I was watching youtube video https://www.youtube.com/watch?v=G7RNVYaRS3E (the minute 6:04) and came across the case when the author showed the below code enter image description here and said that wrapping a React component with React.memo does the memoization in a wrong way and suggested to use useMemo for Child component if we really want to memoize the component which made me confused. I tried to use React.memo and it memoized the component accordingly thus I cannot get why the author considers React.memo for a component as incorrect. Can you please explain?
I tried to check if React.memo memoizes the component and it works correctly
>Solution :
In short: React.memo is a useful tool, but it only works if the props don’t change. The video is pointing out a case where the props change but you might not realize it.

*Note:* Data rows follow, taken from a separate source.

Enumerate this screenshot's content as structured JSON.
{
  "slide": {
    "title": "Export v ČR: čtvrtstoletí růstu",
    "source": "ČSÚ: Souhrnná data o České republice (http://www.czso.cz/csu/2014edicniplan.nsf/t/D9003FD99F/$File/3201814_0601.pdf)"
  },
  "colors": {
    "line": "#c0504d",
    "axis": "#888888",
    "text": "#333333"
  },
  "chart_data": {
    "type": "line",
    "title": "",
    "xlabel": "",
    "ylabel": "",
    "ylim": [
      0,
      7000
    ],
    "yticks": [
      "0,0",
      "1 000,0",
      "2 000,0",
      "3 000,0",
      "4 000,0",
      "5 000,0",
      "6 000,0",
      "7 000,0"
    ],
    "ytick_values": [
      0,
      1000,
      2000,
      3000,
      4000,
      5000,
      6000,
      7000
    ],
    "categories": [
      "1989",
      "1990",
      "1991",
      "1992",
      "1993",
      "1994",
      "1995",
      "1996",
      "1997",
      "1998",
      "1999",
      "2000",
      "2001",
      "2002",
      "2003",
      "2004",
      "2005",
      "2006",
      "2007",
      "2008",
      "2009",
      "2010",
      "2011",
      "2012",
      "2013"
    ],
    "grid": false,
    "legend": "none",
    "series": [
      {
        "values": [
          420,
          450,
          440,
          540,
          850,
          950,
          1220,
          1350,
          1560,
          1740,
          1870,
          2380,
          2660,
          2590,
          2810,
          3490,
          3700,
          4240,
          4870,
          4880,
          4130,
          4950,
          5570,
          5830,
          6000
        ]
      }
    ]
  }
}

That portion of the video is talking about a specific case, where you pass an element to another component:
const Component = () => {
const onClick = useCallback(() => {
// ...
}, []);
return (
<MemoItem onClick={onClick}>
<MemoChild />
</MemoChild>
)
}
<MemoChild /> is being passed into the children prop of MemoItem. The problem with this is that a JSX tag like <MemoChild> /> actually is a shorthand for creating a small object describing what you want to put on the page. That object looks roughly like this:
{
type: MemoChild,
props: null
}
Every time Component renders, a brand new object is created describing the memoChild. The object looks very similar, but it’s a new object. MemoItem is using React.memo to skip rendering, but this will only work if its props don’t change. onClick doesn’t change because they’ve wrapped it in useCallback, but children will change on every render and that will break MemoItem’s memoization.